ARLINGTON, VA. — The current outbreak of highly pathogenic avian influenza (HPAI), which began in February 2022, remains an active threat to the US poultry industry, the nation’s egg supply and impacts the prices consumers pay for eggs and other poultry-related and egg-based products. After egg prices soared to multiple record highs in early 2025, the Trump administration launched a series of initiatives to address the situation, including several funding opportunities to research innovative means to detect and control the disease spread. Some of these projects were featured in a panel at the recent Agricultural Outlook Forum in Arlington.
While vaccines currently are not approved for commercial use in US poultry operations, some of the federal grants issued did fund vaccine developments. One such project utilized a bug-to-bird approach to deliver vaccines. The project, a partnership between Kansas State University, North Carolina State University and the Insect Farming Initiative, was featured at the Outlook. Laura Miller, associate professor of veterinary virology at Kansas State University and one of the project leads, said traditional vaccine approaches often fail for several reasons beyond the federal trade policy constraints.
Miller said traditional methods require certified vaccination crews, which can increase opportunities for cross contamination and raise barns’ biosecurity risks. Also, vaccines often are administered through injectables, which requires each bird to be handled individually. This process not only adds stress to the flocks and often causes secondary mortality, but also can take weeks to administer one vaccine since some operations have millions of birds. Also, vaccines tend to be fragile and can require specialized equipment to maintain temperature and other physical specifications to maintain the vaccine’s integrity.
During her panel presentation, Miller presented a new model for HPAI immunization with CRISPR-engineered insects that express HA antigens. This “bug-to-bird” method would allow birds to consume the vaccine through a standard feeding process, supplying the birds with both nutrition and medicine. She said this approach is rapid-response ready, can be easily scalable, reduces labor costs by eliminating vaccination crews and delivery requirements, and the antigens can easily be adapted to new strains that would reduce the downtime during new outbreaks.
Since the vaccine is protected by the insect body, it is shelf stable and does not require special handling or temperature controls for transporting. And since the birds ingest the vaccine orally through their normal feeding schedules, additional labor is not required, which reduces the biosecurity risk and eliminates the need to handle birds individually.
“Our oral, insect-based vaccine can be delivered as a feed supplement, allowing a producer to protect thousands of birds quickly without the stress of manual handling,” Miller said in a recent K-State Today article about the project. “Mealworms, a natural component of poultry diets, offer significant nutritional benefits while serving as efficient biological factories for vaccine antigens.”
Besides vaccines, projects developing early detection methods also were recently funded.
“Our current 24- to 48-hour testing timeline simply cannot contain a virus spreading at this scale,” said Sergio Riberio, founder and chief executive officer at Radiolife. “By the time we get results, the damage is done. We need to move from reactive crisis management to proactive prevention.”
Riberio also presented his project during the panel discussion. He said the project uses a radio frequency technology and an AI-controlled database to detect viral presence in real time without the need to interact with the birds or utilize biochemical agents.
“Every biological system, including viruses, interacts with electromagnetic fields in predictable ways,” Riberio said. “Our AI engines analyze these patterns continuously, comparing them against our validated database. The moment we detect an anomaly, alerts go out instantly, not in 48 hours, not in 24 hours, but within minutes.”
The panel did not say when these projects would be finalized or implemented — if at all — into the current processes for detecting and controlling HPAI.
Chelsey Shivley, veterinarian with the Animal and Plant Health Inspection Service at the US Department of Agriculture who also is the assistant director of the HPAI Poultry Innovation Grand Challenge said change isn’t imminent.

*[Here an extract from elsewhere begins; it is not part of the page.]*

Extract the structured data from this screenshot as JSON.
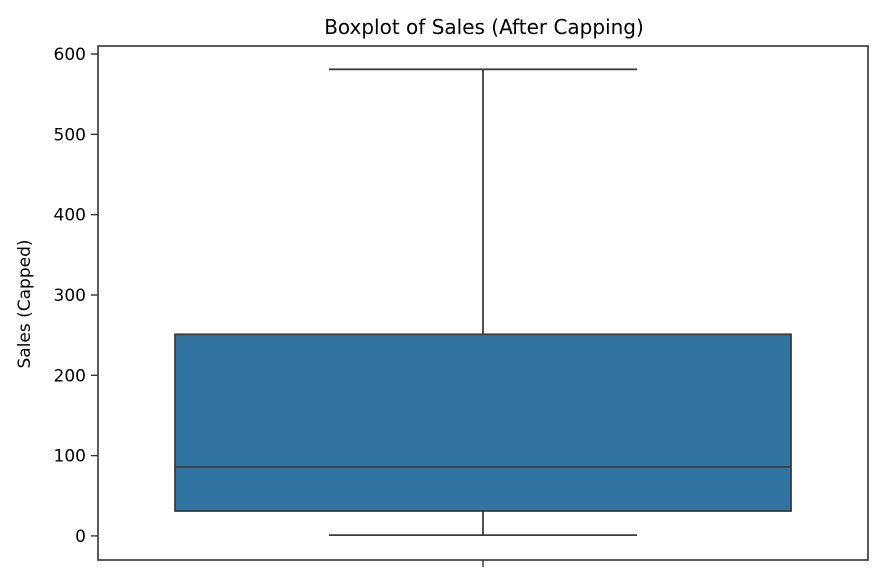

The HPAI Poultry Innovation Grand Challenge selected and provided funding for the projects presented during the Ag Outlook panel.

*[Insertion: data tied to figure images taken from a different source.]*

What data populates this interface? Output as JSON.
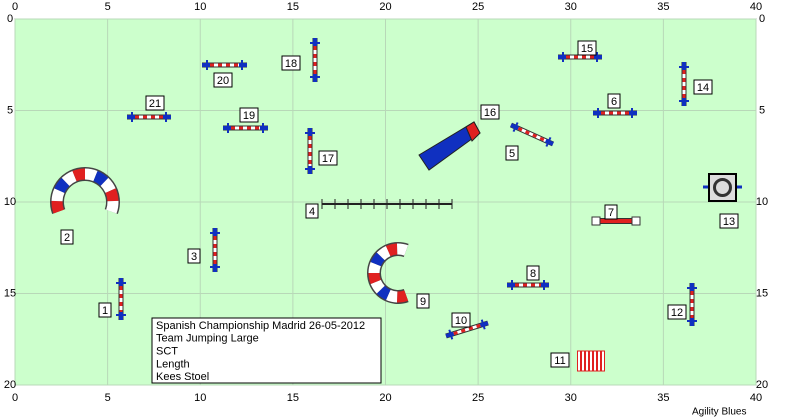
{
  "axes": {
    "x_ticks": [
      0,
      5,
      10,
      15,
      20,
      25,
      30,
      35,
      40
    ],
    "y_ticks": [
      0,
      5,
      10,
      15,
      20
    ]
  },
  "obstacles": [
    "1",
    "2",
    "3",
    "4",
    "5",
    "6",
    "7",
    "8",
    "9",
    "10",
    "11",
    "12",
    "13",
    "14",
    "15",
    "16",
    "17",
    "18",
    "19",
    "20",
    "21"
  ],
  "info": [
    "Spanish Championship  Madrid 26-05-2012",
    "Team Jumping Large",
    "SCT",
    "Length",
    "Kees Stoel"
  ],
  "footer": "Agility Blues"
}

“We’re trying to figure out what can we do better in the future given that we’ve been dealing with this virus and this outbreak for several years,” Shivley said. “This isn’t the first time we’re dealing with avian influenza. This virus keeps popping its head back up, so what can we do better in the future, and that’s why we’re investing now to figure out if we can add these tools. But at this time, nothing will change.”